Busman's Honeymoon was originally a play (one of Sayers' first) and later a novel (one of Sayers' last). It is set in Hertfordshire, where the newly-married detectives Lord Peter and Lady Harriet Vane have decamped for a honeymoon away from the bright lights of the press, with their loyal butler Bunter. They arrive at their newly-purchased cottage to find nothing prepared for them and the previous owner dead in the basement. The house is soon awash with typically British characters; the previous owner's mousy niece, the pottering vicar, the angry handyman, and the local constable (who actually says "What's all this, then" upon his entrance).
And Sayers/Byrne do an excellent job of the challenge of bringing the mystery genre to the stage. Sayers tends to play fair with her readers, and it shows here. The scene of the crime shows up early, and all the clues are in place to be discovered, including bits of business that seem innocent but later become revealing. If you've read the book, you'll know from the outset, but for those who have not, and those who have forgotten, I will leave it there.
But where the play succeeds is in the relationship of the newlyweds Peter and Harriet. Peter at his core is delighted to be married, but saddened by his very serious detective work, which will ultimately result in the destruction of the life of the guilty. Terry Edward Moore is a weary Wimsey, and you can see when he is positively delighted and when he is putting on the good show for others. With Harriet (a sparkling Alyson Scadron Branner) he has his strength, urging him onward, matching him pace for pace, but she comes from writing mysteries as opposed to solving them, and now she is yoked to that same sense of duty that drives Peter forward.
The rest of the cast is very good. Nolan Palmer is an arch-eyebrowed Bunter, settling into having a mistress as well as a master to tend to. The setting is Hertfordshire, but the accents of the locals span the the British Isles, and fortunately are carried forward with the vim and vigor of an island fragmented by a common language. Reginald Andre Jackson as Mr.

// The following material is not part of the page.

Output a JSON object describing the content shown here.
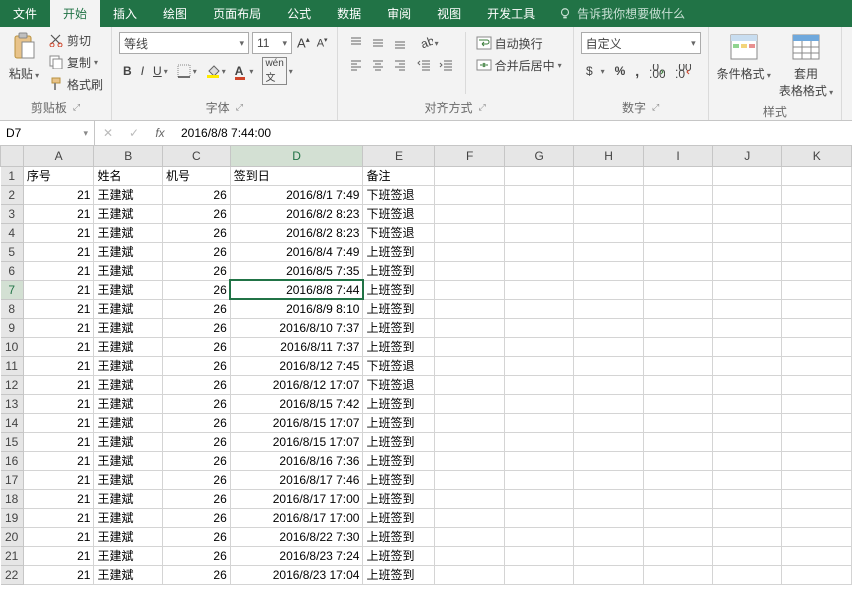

Puffett the sweep digs in deep every time he has to talk about the "carroopted sut" clogging the chimney, while Brad Walker as Constable Sellon is a bit too young and slender to pull off the officer.
It is a good performance with good performers, and actually does a bit more digging into the characters than the 1940 movie (based on this play) which has the American Robert Montgomery as a very Mid-Atlantic Wimsey. In fact, I like the play more than the book that evolved out of it - the play is tighter, stronger, and uses the space to front the relationship of Harriet and Peter and to demonstrate that they are a match made for the courts.
One minor niggle, from the program book - Sayers is identified as a member of the Inklings, an Oxford group of writers that included Tolkien and Lewis. Yes, she was Oxfordian, and her letters are included with some of the Inklings at Wheaton College in Illinois but she was never a member. That's sort of like calling Ed Greenwood an Alliterate - while a fine writer with a shared heritage, he never officially part of the group.
As for the play - worth seeing, better than the movie and the book.